Having trouble getting your little one to sleep? You're not alone. It's a challenge many parents and caregivers face. The good news is that are experts including the American Academy of Pediatrics and Centers for Disease Control and Prevention that offer sleep advice to help settle your child and ensure a safe good night's sleep.
The right sleep environment
The safest place for your baby to sleep is in his or her own sleep environment. There should be nothing in the crib except for a mattress, a tight-fitting sheet, and the baby. Stuffed animals, crib toys, and mobiles should be removed as these may become a hazard in the night.
Consider room sharing for the first six months of baby's life but try to avoid bed sharing. It's fine to bring your baby into your bed for feeding or soothing. Nevertheless, it's advisable to place baby back into their own crib afterwards to ensure they and you get a proper’s night sleep and that your baby gets used to their own sleep space.
Baby's sleep position
The recommended sleep position for small babies and newborns is on their backs. Parents sometimes worry about choking when baby is placed on their back, especially if the baby has reflux or is spitting up, however, professionals agree that even in these cases, babies should be placed down to sleep on their backs. Once babies can roll over on their own, you do not need to roll them back.
Breathability in the crib is key. Of primary importance when purchasing a baby mattress is the selection of a breathing mattress. Most of you have surely already read about these or heard of them. But why is this the case, and what is really important here?
The combination of air-permeable mattress covers and ventilation systems in the mattress core ensure that your baby can breathe freely and does not sweat in their bed. Air channels and breathable materials cause the air within the mattress to circulate. CO2 exhaled by the baby is transported away, and unhealthy heat accumulations are avoided.

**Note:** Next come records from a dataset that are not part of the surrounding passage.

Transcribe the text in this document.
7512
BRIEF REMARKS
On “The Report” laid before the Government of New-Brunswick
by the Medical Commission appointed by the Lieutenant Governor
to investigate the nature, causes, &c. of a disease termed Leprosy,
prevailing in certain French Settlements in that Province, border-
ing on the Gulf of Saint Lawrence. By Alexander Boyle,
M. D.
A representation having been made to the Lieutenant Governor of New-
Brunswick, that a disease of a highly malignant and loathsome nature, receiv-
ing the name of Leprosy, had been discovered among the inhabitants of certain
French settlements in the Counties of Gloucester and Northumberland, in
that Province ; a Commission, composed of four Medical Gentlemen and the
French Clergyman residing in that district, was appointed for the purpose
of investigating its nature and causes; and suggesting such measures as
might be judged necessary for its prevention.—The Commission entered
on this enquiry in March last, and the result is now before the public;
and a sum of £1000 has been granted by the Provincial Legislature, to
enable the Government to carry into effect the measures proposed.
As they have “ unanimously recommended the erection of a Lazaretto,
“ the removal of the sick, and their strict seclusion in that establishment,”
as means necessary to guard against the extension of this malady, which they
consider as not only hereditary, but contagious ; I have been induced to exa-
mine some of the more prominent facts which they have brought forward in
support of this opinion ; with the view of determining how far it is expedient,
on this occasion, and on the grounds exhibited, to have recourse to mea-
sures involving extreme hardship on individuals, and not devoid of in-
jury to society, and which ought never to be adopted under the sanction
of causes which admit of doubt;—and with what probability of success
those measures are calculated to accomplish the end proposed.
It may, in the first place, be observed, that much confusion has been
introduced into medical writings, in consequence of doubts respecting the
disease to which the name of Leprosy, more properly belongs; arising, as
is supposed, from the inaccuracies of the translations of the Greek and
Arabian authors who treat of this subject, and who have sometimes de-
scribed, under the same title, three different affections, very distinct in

Choose a crib that allows the mattress height to be adjusted. Keep it on the highest level with a newborn to make it easier for you to reach your baby. As soon as your baby can roll over, you will need to lower the mattress to ensure baby's safety, lowering it further still when your child is able to pull itself up to a standing position.
It's time to move onto a toddler bed once your baby can climb out of their crib, as unsupervised night-time acrobatics can be very dangerous for your child. If your child asks for a bed, you can also take this as a sign they´re ready to transition. Make the bedroom a hazard-free zone; clear the room of any toys and bookshelves that can be pulled down. Have some safe toys and books on hand so that if your child wakes up before the set time they can entertain themselves.
It can be challenging the first few nights when your child realizes they can easily get out of bed on their own. If this happens, stay calm and consistent, repeatedly walking your child back to their own bed. By doing so, you are instilling good sleep habits, and as a result they'll sleep better in their own sleep space and be less likely to wake in the night.
If your child is getting out of bed, don't despair. It can take hours (and several nights) but do persist; your child will soon understand this is where sleep takes place. Put on your poker face and be firm but fair, saying: “It's night-time and you belong in your bed. Goodnight and see you in the morning.” If you fuss and reprimand, your child is more likely to repeat the behavior, hoping you will get frustrated and give in. Try to avoid allowing your child to sleep in your bed with you. You need to reinforce that they have their own place to sleep.
Plenty of praise
Positive reinforcement works best when it comes to sleep. Shower your child with praise for staying in bed all night – a reward chart for good sleep can also work well. Reward sleep milestones with trips out and time with the family to further reinforce this behavior.